Since I knew of many superb musicians who were blind, I had always assumed that my visual problems would not affect the way I experienced music. Yet, I have talked with several people with strabismus who are professional musicians, and they too found that their musical sense was deepened when their vision improved. If you are completely blind, then no effort is put into seeing so that more attention and neural circuitry may be devoted to hearing. If you see however and depend heavily on your sight, as most people with strabismus do, then the extra effort put into seeing and interpreting what you see may detract from your other senses.

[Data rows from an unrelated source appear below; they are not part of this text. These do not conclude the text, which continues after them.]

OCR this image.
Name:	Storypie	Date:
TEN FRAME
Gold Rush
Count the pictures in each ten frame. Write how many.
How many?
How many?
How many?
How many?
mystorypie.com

When I was cross-eyed, my two eyes saw different views so that my brain struggled constantly with this conflict. With optometric vision therapy, I learned to coordinate my eyes and point them simultaneously at the same place in space. Now my two eyes provide my brain with the same input, and this conflict is resolved. It feels like my whole brain has woken up. My old way of seeing gave me the world in smaller doses. With my new vision, all of my senses are awakened. The world is keenly present. Music takes up more volume, and I feel the music more.